At the heart of both knitting and crocheting, there is fiber. Your projects are made entirely out of fibers, so it makes sense they are the most important aspect of your work. What makes certain fibers more appealing to work with than others? Is there a secret to choosing a yarn for certain knitting and crocheting projects? Below we examine some of the most prevalent fibers in commercially available yarns. I’ll explain some of the characteristics of the different kinds of yarn, how they work up, and the fabrics they create.
Below are three popular animal fibers. They are used in many yarns, alone and/or combined with other fibers. Animal fibers are generally very warm, yet lightweight, and are great choices for garments and cold weather accessories.
(I’m talking about sheep’s wool!)
Wool comes in a great assortment of colors and styles from a variety of sources (there are many breeds of sheep!). The texture of the yarn is primarily affected by the source of the wool. It is an easy fiber to work with and creates a great fabric for garments and accessories. Its natural elasticity helps it to retain its shape when worn.
The fibers have microscopic barbs that like to stick to each other, so wool is prone to yarn felting when wet and agitated. It is a water-loving fiber and will absorb moisture readily. This gives it the great feature of wicking away moisture from skin, keeping its wearer dry.
You can knit and crochet easily with wool. Working with the suggested needles/hooks to get the specified gauge is always recommended. If you desire fabrics with more drape and flexibility, increasing needle/hook size is a good idea.
There are two types of alpaca yarns. The softer, silkier alpaca fiber is Suri. The more wool-like fiber is Huacaya. It is more suitable for knitting than Suri and a great alternative to sheep wool. It lacks lanolin, so it is hypoallergenic, and a good choice for knitted baby garments. The fiber creates a very soft and warm fabric that is less likely to felt when laundered.
Alpaca fiber is often combined with other fibers in yarns. It lends its warmth and strength to other fibers like silk or even plant-based fibers like viscose.
Cashmere is a luxury fiber from the cashmere goat. It is insulating and very, very soft. When worked at a normal gauge, the fabric created is perfect for scarves, shawls or even sweaters. It has a lightweight and silky drape. While readily available and easy to find, this fine fiber can be a bit pricey for the casual crafter.

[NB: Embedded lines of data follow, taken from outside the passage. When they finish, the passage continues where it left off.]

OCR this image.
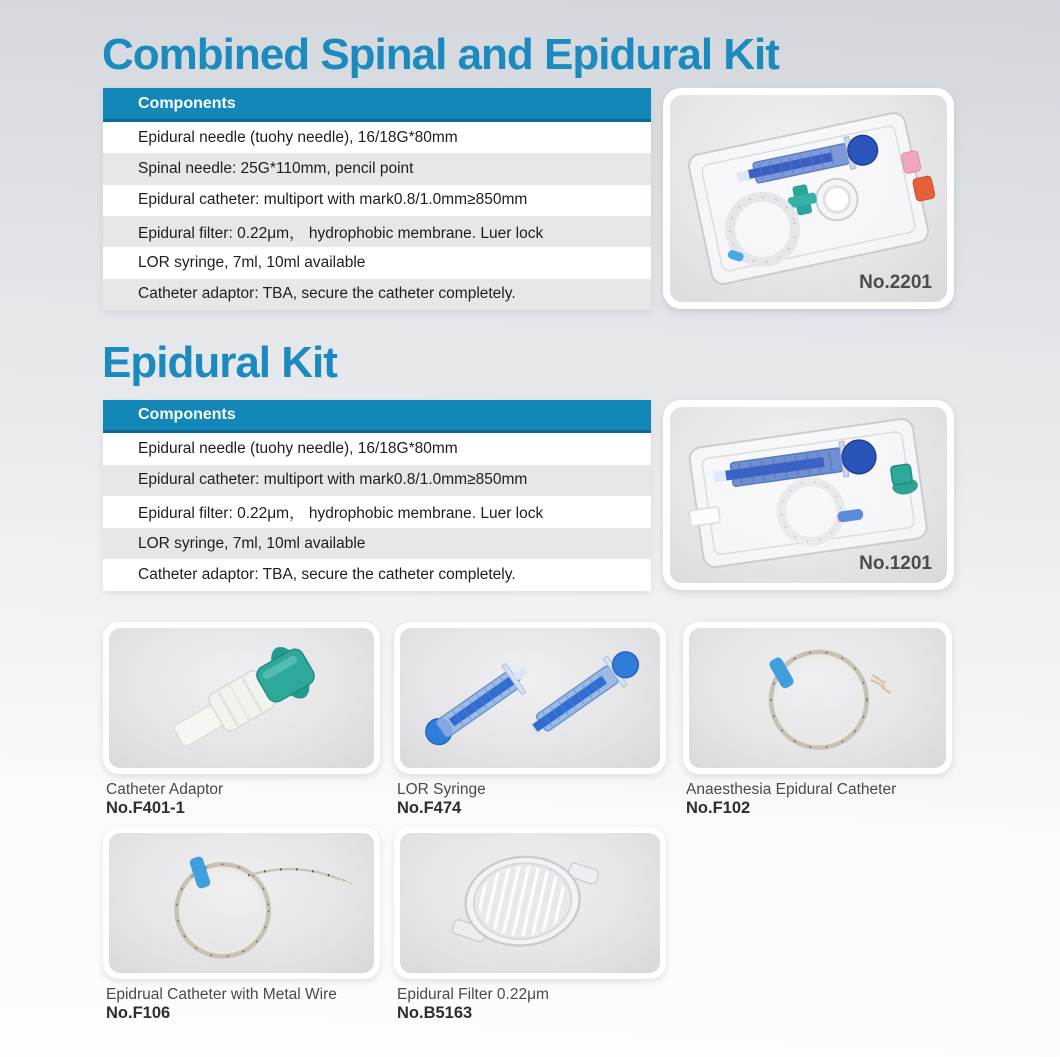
Combined Spinal and Epidural Kit
Components
Epidural needle (tuohy needle), 16/18G*80mm
Spinal needle: 25G*110mm, pencil point
Epidural catheter: multiport with mark0.8/1.0mm≥850mm
Epidural filter: 0.22μm， hydrophobic membrane. Luer lock
LOR syringe, 7ml, 10ml available
Catheter adaptor: TBA, secure the catheter completely.
No.2201
Epidural Kit
Components
Epidural needle (tuohy needle), 16/18G*80mm
Epidural catheter: multiport with mark0.8/1.0mm≥850mm
Epidural filter: 0.22μm， hydrophobic membrane. Luer lock
LOR syringe, 7ml, 10ml available
Catheter adaptor: TBA, secure the catheter completely.
No.1201
Catheter Adaptor
No.F401-1
LOR Syringe
No.F474
Anaesthesia Epidural Catheter
No.F102
Epidrual Catheter with Metal Wire
No.F106
Epidural Filter 0.22μm
No.B5163
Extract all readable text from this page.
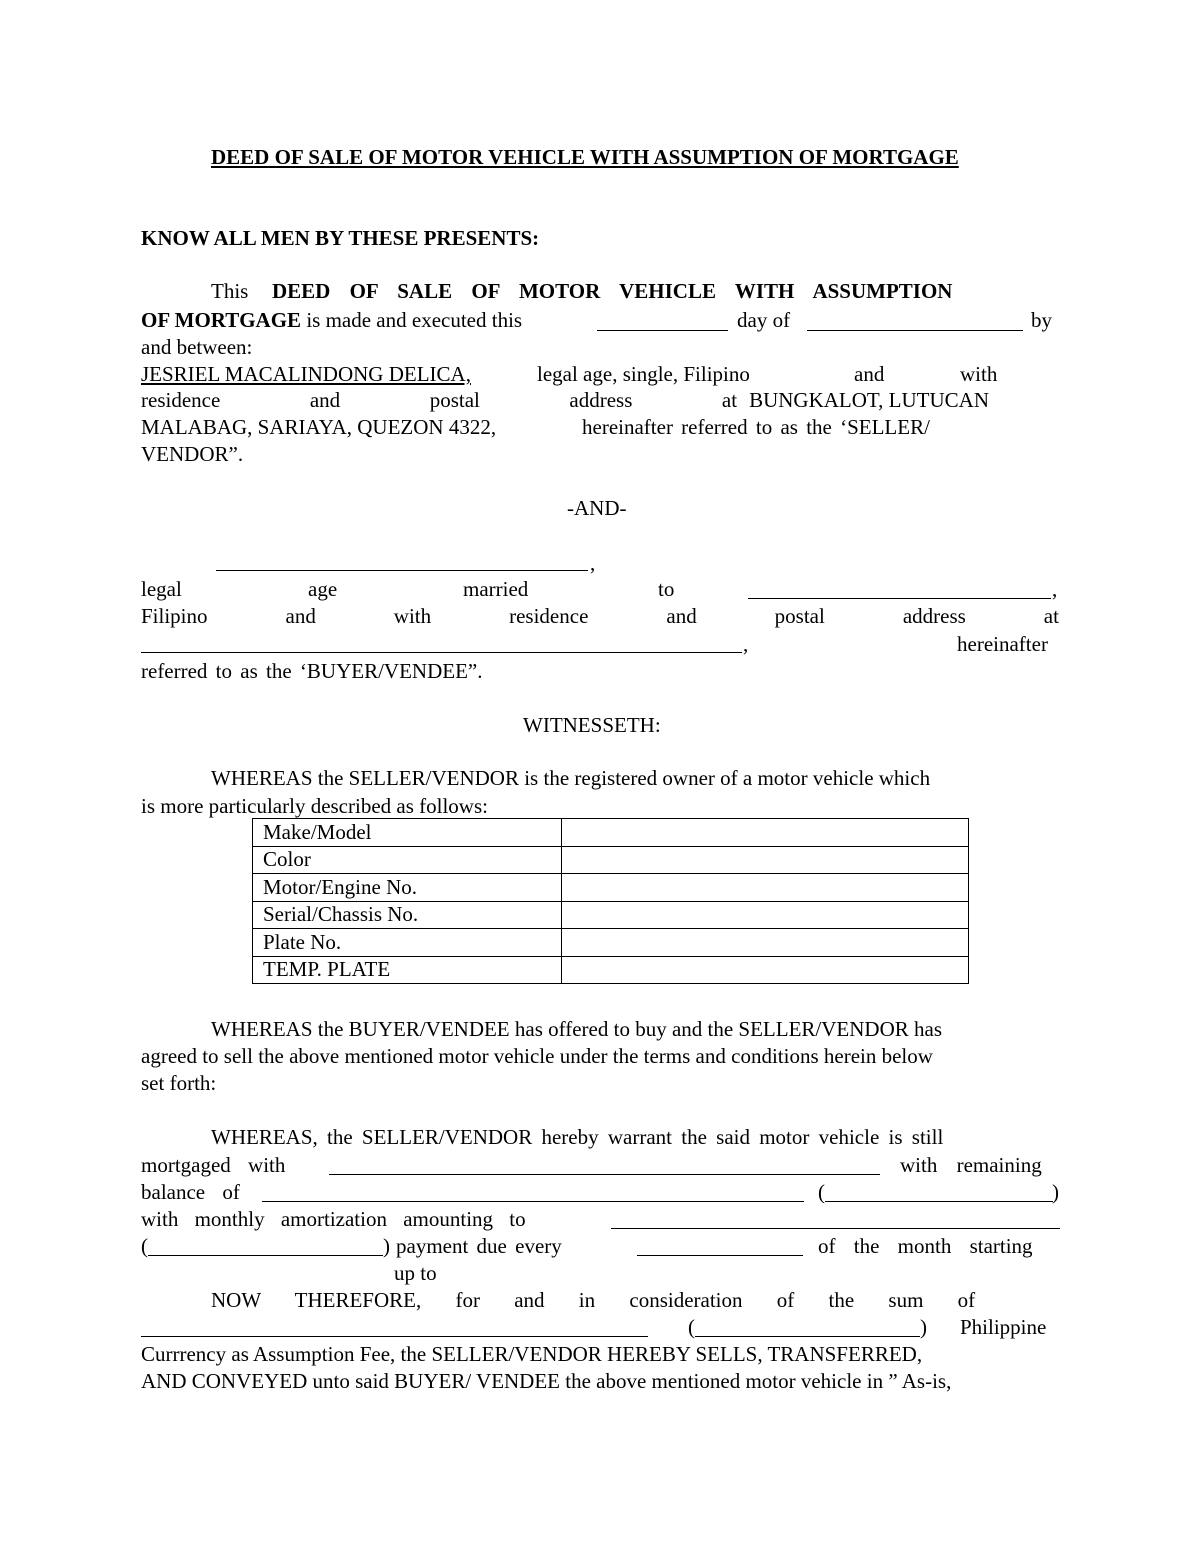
DEED OF SALE OF MOTOR VEHICLE WITH ASSUMPTION OF MORTGAGE
KNOW ALL MEN BY THESE PRESENTS:
This DEED OF SALE OF MOTOR VEHICLE WITH ASSUMPTION
OF MORTGAGE is made and executed this	day of	by
and between:
JESRIEL MACALINDONG DELICA,	legal age, single, Filipino	and	with
residence	and	postal	address	at BUNGKALOT, LUTUCAN
MALABAG, SARIAYA, QUEZON 4322,	hereinafter referred to as the ‘SELLER/
VENDOR”.
-AND-
,
legal	age	married	to	,
Filipino	and	with	residence	and	postal	address	at
,	hereinafter
referred to as the ‘BUYER/VENDEE”.
WITNESSETH:
WHEREAS the SELLER/VENDOR is the registered owner of a motor vehicle which
is more particularly described as follows:
Make/Model	
Color	
Motor/Engine No.	
Serial/Chassis No.	
Plate No.	
TEMP. PLATE	
WHEREAS the BUYER/VENDEE has offered to buy and the SELLER/VENDOR has
agreed to sell the above mentioned motor vehicle under the terms and conditions herein below
set forth:
WHEREAS, the SELLER/VENDOR hereby warrant the said motor vehicle is still
mortgaged with	with remaining
balance of	(	)
with monthly amortization amounting to
(	) payment due every	of the month starting
up to
NOW THEREFORE, for and in consideration of the sum of
(	) Philippine
Currrency as Assumption Fee, the SELLER/VENDOR HEREBY SELLS, TRANSFERRED,
AND CONVEYED unto said BUYER/ VENDEE the above mentioned motor vehicle in ” As-is,
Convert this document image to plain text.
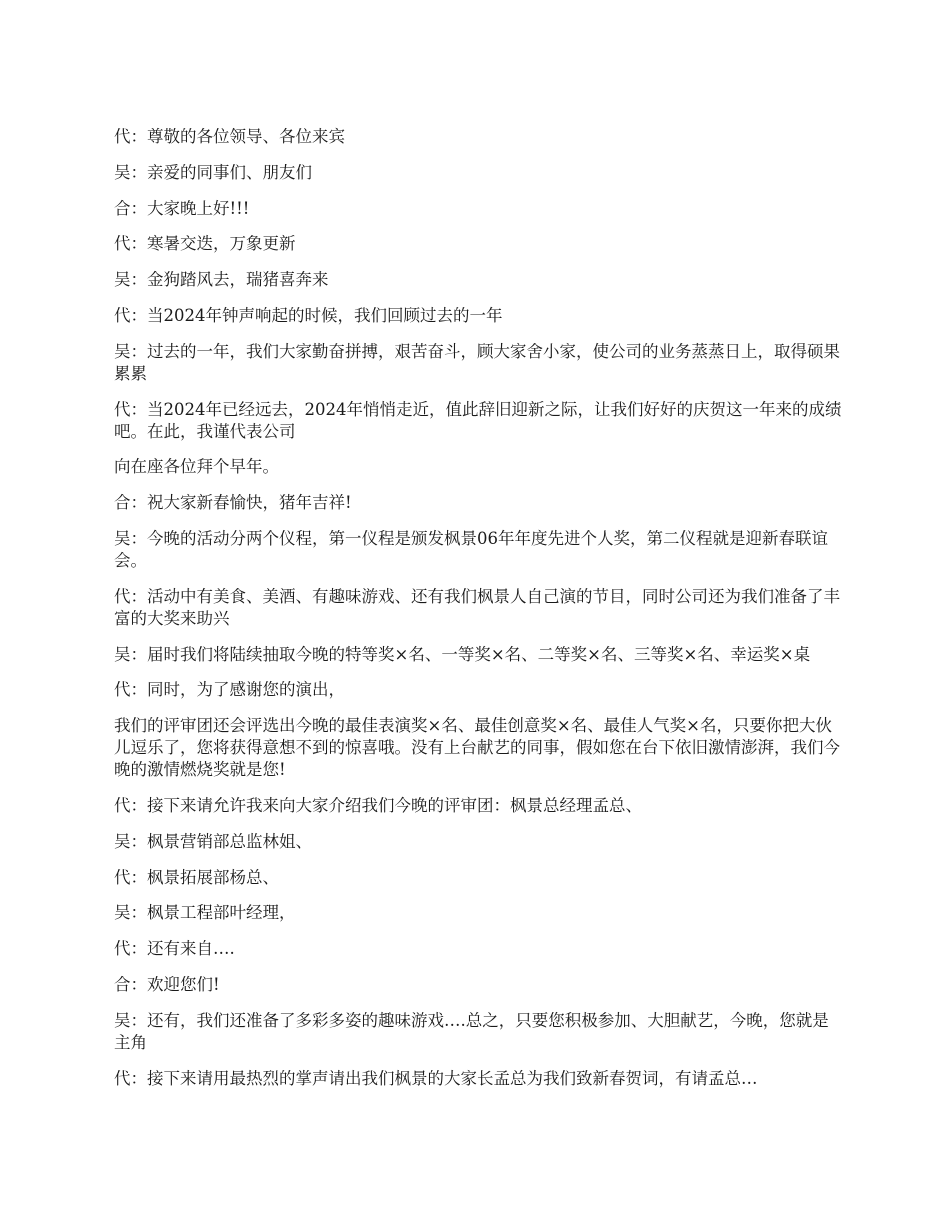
代：尊敬的各位领导、各位来宾

吴：亲爱的同事们、朋友们

合：大家晚上好!!!

代：寒暑交迭，万象更新

吴：金狗踏风去，瑞猪喜奔来

代：当2024年钟声响起的时候，我们回顾过去的一年

吴：过去的一年，我们大家勤奋拼搏，艰苦奋斗，顾大家舍小家，使公司的业务蒸蒸日上，取得硕果累累

代：当2024年已经远去，2024年悄悄走近，值此辞旧迎新之际，让我们好好的庆贺这一年来的成绩吧。在此，我谨代表公司

向在座各位拜个早年。

合：祝大家新春愉快，猪年吉祥!

吴：今晚的活动分两个仪程，第一仪程是颁发枫景06年年度先进个人奖，第二仪程就是迎新春联谊会。

代：活动中有美食、美酒、有趣味游戏、还有我们枫景人自己演的节目，同时公司还为我们准备了丰富的大奖来助兴

吴：届时我们将陆续抽取今晚的特等奖×名、一等奖×名、二等奖×名、三等奖×名、幸运奖×桌

代：同时，为了感谢您的演出，

我们的评审团还会评选出今晚的最佳表演奖×名、最佳创意奖×名、最佳人气奖×名，只要你把大伙儿逗乐了，您将获得意想不到的惊喜哦。没有上台献艺的同事，假如您在台下依旧激情澎湃，我们今晚的激情燃烧奖就是您!

代：接下来请允许我来向大家介绍我们今晚的评审团：枫景总经理孟总、

吴：枫景营销部总监林姐、

代：枫景拓展部杨总、

吴：枫景工程部叶经理，

代：还有来自….

合：欢迎您们!

吴：还有，我们还准备了多彩多姿的趣味游戏….总之，只要您积极参加、大胆献艺，今晚，您就是主角

代：接下来请用最热烈的掌声请出我们枫景的大家长孟总为我们致新春贺词，有请孟总…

Plant-based fibers tend to be less elastic than animal fibers, but they are often stronger and more durable. They also retain less heat, so are more desirable in the spring and summer.
There are a variety of cotton yarns on the market. There are also several different types of cotton yarn. It is generally a lightweight fiber that is great for warm weather projects. It is breathable, yet strong enough to withstand many washes, which will actually soften the yarn.
Stitch definition with cotton is superb! Some finer cottons produce a drape comparable to even the silkiest of wools, but in general, cotton is very inelastic and likely to stretch and sag, a problem exacerbated by its ability to hold water so well.
Cotton is great for knitting and crocheting things for the home. Finer cottons are suggested for garments and accessories.
Further Fiber Exploration
It would take me a long time to go through all of the fibers available for you to knit and crochet with. For much more detailed information about fibers and how fiber choice affects your projects, I implore you to check out Clara Parkes’ new class: Know Your Yarn: Choose the Perfect Yarn Every Time. She goes beyond the fibers mentioned here and even talks about synthetic fibers, which are probably the most easily accessible yarns. There is also discussion about ply, which is extremely important when choosing yarn.
I’m a wool gal, myself. I have been using it for hats for my children since they were babies and I love how soft they got through out the seasons.